There has been a 15 percent annual increase, since 2008, of foreigners availing of free legal aid, Sun Jianying, director of the legal aid department under the Ministry of Justice told China Daily in an exclusive interview.

Most of the cases involved violent crime, such as drug smuggling, rape and robbery, as well as financial crimes, like fraud, she said.

Recipients were mostly from African, Middle Eastern and Southeast Asian countries, Sun said.

The exact number of foreigners who received free legal aid last year was not disclosed. However, taking Guangdong province, a key region in China's opening up, as an example, authorities there handled 808 legal aid cases involving foreigners since 2008. This represented an annual 21 percent increase, according to figures from the Guangdong justice department.

"With more foreigners staying in China, as well as closer relations between China and the world, the number of foreigners who receive free legal help will increase," Sun said.

More than 54 million foreigners arrived and departed from China in 2011, a figure that doubled over the decade.

The number of foreigners staying in China for more than six months hit 600,000 last year, up from about 20,000 in 1980. A foreign defendant in a criminal case, according to the law, can have a lawyer appointed by the court if they are unable to hire one.

Foreigners involved in civil cases can also receive legal aid if they are short of funds and their country has a judicial agreement with China.

The majority of legal aid services are offered to foreign defendants in criminal cases, Sun said.

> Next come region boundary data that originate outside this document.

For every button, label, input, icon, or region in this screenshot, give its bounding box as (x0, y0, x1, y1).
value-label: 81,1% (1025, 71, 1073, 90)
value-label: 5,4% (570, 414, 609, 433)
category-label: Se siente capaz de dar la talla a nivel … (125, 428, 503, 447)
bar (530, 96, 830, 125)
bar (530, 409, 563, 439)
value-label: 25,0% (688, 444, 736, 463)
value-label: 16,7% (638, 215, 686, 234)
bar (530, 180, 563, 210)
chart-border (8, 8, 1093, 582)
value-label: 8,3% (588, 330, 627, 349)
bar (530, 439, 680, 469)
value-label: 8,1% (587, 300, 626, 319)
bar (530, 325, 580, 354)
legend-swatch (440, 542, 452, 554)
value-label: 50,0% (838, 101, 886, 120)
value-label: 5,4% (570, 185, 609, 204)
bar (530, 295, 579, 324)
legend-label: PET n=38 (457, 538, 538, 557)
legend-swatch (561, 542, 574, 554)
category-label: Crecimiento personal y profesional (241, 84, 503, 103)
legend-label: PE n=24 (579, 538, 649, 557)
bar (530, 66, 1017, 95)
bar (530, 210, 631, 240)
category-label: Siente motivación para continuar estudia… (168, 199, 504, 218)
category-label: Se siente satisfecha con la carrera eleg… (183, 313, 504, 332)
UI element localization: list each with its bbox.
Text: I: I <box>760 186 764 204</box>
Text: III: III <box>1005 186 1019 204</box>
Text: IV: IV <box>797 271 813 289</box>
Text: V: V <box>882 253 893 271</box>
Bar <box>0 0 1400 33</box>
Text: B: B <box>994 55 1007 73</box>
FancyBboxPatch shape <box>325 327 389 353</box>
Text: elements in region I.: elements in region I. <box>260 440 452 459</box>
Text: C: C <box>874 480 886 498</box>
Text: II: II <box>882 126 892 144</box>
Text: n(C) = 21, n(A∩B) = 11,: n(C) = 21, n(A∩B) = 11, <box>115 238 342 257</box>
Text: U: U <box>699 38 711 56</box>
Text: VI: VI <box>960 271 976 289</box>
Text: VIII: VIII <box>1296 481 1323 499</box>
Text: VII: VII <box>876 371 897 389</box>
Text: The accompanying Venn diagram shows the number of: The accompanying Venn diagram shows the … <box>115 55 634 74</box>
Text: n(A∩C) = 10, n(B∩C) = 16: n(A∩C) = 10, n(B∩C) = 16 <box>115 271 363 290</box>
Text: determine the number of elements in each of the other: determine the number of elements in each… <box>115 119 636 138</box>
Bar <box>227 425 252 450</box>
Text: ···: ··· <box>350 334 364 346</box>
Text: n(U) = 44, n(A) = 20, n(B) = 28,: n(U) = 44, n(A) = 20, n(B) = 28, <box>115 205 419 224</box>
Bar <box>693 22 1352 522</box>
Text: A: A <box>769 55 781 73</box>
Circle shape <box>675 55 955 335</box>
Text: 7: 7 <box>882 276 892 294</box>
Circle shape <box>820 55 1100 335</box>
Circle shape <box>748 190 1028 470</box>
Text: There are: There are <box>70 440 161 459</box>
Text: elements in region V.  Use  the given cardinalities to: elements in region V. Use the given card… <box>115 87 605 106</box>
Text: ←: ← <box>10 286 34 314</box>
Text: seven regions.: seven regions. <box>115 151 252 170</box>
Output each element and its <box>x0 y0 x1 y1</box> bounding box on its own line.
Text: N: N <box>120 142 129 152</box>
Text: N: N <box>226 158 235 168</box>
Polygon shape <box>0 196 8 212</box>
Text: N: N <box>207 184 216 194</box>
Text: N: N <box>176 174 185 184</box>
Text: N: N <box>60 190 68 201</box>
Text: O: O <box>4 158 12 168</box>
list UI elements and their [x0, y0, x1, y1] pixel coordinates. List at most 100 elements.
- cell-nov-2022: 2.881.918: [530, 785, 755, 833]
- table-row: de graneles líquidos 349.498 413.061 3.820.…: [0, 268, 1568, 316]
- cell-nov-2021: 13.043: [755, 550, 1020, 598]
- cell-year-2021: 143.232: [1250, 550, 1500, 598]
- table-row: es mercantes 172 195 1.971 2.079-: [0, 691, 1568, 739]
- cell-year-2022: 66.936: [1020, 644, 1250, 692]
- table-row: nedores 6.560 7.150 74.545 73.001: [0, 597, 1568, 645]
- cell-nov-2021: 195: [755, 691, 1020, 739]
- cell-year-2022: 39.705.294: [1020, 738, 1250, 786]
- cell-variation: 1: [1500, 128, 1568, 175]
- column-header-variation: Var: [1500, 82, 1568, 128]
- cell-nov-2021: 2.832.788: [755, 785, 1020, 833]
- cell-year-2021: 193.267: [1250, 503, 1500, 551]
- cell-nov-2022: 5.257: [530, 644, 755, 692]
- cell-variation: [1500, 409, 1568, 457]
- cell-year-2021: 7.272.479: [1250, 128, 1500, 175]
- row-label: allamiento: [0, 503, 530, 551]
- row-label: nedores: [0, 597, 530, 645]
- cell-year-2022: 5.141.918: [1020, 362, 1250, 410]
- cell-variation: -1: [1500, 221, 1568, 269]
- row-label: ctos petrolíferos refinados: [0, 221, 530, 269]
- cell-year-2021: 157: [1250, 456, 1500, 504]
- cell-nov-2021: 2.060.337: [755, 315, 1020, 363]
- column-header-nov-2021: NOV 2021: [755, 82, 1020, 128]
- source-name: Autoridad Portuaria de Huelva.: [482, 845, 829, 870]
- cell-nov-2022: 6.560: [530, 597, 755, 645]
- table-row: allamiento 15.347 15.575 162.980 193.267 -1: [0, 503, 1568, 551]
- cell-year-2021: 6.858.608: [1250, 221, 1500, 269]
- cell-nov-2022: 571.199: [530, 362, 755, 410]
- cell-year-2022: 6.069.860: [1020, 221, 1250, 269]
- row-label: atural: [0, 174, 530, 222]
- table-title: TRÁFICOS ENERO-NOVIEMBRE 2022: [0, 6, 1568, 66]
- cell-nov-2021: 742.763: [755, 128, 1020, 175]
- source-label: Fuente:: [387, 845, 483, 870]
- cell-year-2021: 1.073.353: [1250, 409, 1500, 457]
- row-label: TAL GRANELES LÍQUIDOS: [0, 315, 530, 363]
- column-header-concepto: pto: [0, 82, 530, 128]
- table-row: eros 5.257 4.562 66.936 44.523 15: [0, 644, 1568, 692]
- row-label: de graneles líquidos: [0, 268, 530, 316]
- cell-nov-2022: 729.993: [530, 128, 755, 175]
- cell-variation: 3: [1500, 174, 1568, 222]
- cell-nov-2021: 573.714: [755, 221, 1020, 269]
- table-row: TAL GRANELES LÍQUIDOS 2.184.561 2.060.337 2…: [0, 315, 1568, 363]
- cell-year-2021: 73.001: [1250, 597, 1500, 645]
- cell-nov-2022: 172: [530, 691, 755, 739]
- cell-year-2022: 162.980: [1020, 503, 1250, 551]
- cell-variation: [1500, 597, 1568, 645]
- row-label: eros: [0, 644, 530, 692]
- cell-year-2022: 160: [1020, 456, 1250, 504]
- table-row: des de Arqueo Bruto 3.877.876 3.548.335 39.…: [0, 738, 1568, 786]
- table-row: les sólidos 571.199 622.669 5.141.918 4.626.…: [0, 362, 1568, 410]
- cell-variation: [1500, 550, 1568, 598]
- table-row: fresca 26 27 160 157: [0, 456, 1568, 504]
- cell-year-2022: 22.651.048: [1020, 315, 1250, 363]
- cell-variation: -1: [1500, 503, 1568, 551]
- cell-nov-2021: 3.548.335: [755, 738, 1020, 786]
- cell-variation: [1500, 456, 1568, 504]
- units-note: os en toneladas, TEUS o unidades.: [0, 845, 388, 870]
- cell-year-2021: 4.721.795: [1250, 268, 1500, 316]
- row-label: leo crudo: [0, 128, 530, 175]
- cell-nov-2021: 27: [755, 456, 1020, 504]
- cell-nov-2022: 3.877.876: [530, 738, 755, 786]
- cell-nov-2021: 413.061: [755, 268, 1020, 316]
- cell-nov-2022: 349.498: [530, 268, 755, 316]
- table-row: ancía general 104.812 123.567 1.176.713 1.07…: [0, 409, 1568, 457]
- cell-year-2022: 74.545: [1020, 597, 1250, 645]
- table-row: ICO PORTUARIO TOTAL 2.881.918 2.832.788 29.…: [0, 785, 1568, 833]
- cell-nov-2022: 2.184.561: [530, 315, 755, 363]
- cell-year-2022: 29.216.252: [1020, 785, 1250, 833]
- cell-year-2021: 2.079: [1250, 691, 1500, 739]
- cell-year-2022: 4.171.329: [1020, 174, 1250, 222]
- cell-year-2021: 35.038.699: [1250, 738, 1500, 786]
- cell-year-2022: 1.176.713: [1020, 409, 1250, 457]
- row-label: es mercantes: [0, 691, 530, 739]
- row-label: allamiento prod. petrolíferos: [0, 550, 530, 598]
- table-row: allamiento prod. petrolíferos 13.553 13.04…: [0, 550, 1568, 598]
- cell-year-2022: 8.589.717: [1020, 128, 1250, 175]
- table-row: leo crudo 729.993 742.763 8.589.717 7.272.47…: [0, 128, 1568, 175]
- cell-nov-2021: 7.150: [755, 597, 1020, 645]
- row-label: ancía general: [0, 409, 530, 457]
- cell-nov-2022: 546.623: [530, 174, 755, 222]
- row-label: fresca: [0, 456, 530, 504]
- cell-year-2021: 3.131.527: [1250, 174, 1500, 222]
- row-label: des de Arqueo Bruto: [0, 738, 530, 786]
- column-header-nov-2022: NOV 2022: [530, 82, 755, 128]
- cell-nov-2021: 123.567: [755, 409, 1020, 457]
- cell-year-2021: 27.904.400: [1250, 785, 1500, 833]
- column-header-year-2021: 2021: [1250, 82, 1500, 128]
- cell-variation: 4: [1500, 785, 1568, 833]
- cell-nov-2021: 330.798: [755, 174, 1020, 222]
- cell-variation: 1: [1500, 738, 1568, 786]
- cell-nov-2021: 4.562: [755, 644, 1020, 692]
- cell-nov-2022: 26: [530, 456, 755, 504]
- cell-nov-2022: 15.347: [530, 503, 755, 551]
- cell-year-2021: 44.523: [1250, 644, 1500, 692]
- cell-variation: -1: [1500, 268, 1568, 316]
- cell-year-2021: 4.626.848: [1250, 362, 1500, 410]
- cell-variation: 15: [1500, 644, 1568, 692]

One particular case serves as an example of how effective an appointed lawyer can be, even if the accused is found guilty.

A Nigerian male was arrested in Guangzhou in 2009 on suspicion of illegally possessing drugs. He was unable to hire a lawyer so the city's legal aid department appointed a lawyer to represent him.

When the case came to trial, in the city's intermediate court, he initially received a 14-year sentence. However, his lawyer immediately lodged an appeal and the sentence was reduced to three years.

Li Xuelian, another official with the legal aid department at the Ministry of Justice, said that they have set up a database of 200,000 qualified volunteer lawyers who can offer free legal help. About a third of these lawyers can communicate in English, Li said.

For non-English speakers, legal aid authorities in a number of cities, such as Guangzhou and Nanjing, have agreements with translation companies, Li said. The costs are borne by the government, he said.

"This eliminates language barriers and foreigners can be informed of their legitimate rights and interests," she said.

Sun, from the ministry, acknowledged that there are many practical challenges to provide legal assistance to foreigners.

"Most of the foreign suspects don't trust Chinese lawyers and won't communicate with lawyers at the beginning," she said.

Moreover, legal aid authorities have difficulties in employing lawyers to defend suspects who don't speak English.

The ministry plans to establish a talent pool of lawyers, and divide them into categories based on the languages they speak, Sun said.